1

I found that the retrieval speed of the dataframe is very fast. I created 1 million rows of dataframe, and it only took less than 1 second to filter the required data. But why is it so slow when I use the append method to add data to an empty dataframe?

Here is my code, which took more than 2 hours to execute. What am I missing? Or is there a better way to add data than df.append mothod?

import pandas as pd
import datetime
import random

data = pd.DataFrame(columns=('Open','High','Low','Close','Avg20'))
start = datetime.datetime.now()
for i in range(1000000):
        if i % 10000 == 0:
                print(i/1000000*100 , '%completed.')
        data = data.append({'Open':random.random(), 'High':random.random(), 'Low':random.random(), 'Close':random.random(),'Avg9':random.random()},ignore_index=True)
    
end = datetime.datetime.now()
print(start, end)

Thanks in advance.

Sun Jar
  • 91
  • 9
  • 3
    Does this answer your question? [Python - Efficient way to add rows to dataframe](https://stackoverflow.com/questions/41888080/python-efficient-way-to-add-rows-to-dataframe) – Mahrkeenerh Nov 02 '21 at 08:25
  • The slowness of `append` is something that you usually stumble upon when working with `DataFrames`. Can you clarify if you truly need to append row-wise or if you actually have the full dataset available and hence, can create the entire df in one go? – Kosmos Nov 02 '21 at 08:33
  • Hi, Kosmos, thanks for reply, Yes I need add datas row by row, because I didn't have entire data set at begin, all datas came from other data source, so I can't create a whole dataframe at once. – Sun Jar Nov 02 '21 at 08:40
  • HI,Mahrkeenerh, the answer is very helpful, I have tried df.loc method, it's better than df. append but still feel slowly, worse than I use df.iloc to searching data. Maybe there is no better solution for this question. Thank you. – Sun Jar Nov 02 '21 at 09:01

1 Answers1

2

DataFrame append is slow since it effectively means creating an entirely new DataFrame from scratch.

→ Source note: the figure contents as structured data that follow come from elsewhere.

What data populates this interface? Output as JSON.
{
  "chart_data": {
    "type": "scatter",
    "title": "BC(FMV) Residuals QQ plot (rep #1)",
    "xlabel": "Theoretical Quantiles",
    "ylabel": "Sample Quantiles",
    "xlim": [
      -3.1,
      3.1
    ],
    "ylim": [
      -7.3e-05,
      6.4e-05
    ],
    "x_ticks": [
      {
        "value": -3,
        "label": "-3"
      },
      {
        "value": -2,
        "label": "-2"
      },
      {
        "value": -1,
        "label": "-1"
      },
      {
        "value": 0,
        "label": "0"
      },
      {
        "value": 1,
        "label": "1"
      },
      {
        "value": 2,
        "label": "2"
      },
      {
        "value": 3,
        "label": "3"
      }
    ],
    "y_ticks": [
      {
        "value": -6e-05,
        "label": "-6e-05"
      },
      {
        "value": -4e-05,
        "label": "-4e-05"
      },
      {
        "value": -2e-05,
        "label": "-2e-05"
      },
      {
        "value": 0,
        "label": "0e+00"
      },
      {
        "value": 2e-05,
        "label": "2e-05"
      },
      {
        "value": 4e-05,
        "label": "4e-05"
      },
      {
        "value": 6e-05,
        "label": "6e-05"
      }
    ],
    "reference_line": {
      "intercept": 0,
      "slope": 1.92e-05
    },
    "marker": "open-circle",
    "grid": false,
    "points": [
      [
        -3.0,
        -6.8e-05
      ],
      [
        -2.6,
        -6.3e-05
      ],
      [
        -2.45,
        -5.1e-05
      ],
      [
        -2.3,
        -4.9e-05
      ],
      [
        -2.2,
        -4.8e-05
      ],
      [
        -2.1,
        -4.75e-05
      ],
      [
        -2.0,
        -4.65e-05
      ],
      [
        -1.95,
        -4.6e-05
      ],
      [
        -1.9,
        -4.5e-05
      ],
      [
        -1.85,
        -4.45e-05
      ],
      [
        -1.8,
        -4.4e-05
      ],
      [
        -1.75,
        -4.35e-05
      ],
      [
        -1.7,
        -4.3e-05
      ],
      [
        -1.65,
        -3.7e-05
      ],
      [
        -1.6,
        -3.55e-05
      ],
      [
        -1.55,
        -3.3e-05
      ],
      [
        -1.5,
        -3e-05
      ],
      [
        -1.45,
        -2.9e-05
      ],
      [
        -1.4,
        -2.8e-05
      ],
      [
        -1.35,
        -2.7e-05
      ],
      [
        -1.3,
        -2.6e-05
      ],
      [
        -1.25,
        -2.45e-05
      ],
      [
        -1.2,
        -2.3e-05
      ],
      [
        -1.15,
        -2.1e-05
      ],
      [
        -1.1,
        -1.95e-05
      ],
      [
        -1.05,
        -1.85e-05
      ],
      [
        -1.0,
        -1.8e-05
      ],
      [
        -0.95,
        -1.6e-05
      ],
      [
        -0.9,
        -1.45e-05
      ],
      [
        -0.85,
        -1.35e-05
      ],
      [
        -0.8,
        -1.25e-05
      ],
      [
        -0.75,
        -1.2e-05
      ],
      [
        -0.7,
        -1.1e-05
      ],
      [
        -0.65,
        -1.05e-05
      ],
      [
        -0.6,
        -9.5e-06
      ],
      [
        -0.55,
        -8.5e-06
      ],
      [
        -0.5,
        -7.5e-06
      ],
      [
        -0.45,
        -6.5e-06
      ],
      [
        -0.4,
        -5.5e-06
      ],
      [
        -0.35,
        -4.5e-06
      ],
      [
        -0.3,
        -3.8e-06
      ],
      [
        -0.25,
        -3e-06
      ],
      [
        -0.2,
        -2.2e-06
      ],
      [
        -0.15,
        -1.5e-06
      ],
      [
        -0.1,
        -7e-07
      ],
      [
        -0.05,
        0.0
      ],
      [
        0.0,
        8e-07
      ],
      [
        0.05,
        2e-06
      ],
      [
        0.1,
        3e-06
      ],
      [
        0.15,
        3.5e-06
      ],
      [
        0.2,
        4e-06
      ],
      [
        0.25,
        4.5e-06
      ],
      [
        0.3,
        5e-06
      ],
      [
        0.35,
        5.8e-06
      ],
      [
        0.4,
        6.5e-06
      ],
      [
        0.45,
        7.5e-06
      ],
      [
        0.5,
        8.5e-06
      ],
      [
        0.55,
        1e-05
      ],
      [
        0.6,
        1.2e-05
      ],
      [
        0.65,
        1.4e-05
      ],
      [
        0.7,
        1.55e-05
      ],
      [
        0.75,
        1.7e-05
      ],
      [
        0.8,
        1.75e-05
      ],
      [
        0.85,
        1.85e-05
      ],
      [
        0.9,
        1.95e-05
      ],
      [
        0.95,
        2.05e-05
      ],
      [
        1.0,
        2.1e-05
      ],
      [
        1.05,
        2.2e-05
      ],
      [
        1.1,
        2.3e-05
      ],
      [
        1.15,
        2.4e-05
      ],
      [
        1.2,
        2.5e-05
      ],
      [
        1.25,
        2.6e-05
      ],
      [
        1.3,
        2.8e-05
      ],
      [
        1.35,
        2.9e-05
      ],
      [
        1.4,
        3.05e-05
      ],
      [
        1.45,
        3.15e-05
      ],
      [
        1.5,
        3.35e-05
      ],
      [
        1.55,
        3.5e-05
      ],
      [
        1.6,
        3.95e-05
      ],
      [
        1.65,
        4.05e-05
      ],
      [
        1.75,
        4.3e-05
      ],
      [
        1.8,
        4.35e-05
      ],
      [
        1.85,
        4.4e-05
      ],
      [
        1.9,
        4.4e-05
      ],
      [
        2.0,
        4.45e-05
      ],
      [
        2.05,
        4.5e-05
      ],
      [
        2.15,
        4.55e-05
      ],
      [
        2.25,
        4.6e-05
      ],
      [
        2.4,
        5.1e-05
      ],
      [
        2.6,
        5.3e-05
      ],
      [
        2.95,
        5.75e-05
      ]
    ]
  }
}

If you just wanted to optimize the code above, you could append all your rows to a list rather than DataFrame (since appending to list is fast) then create the DataFrame outside the loop - passing the list of data.

Similarly if you need to combine many DataFrames, it's fastest to do via a single call to pd.concat rather than many calls to DataFrame.append.

John Greenall
  • 1,670
  • 11
  • 17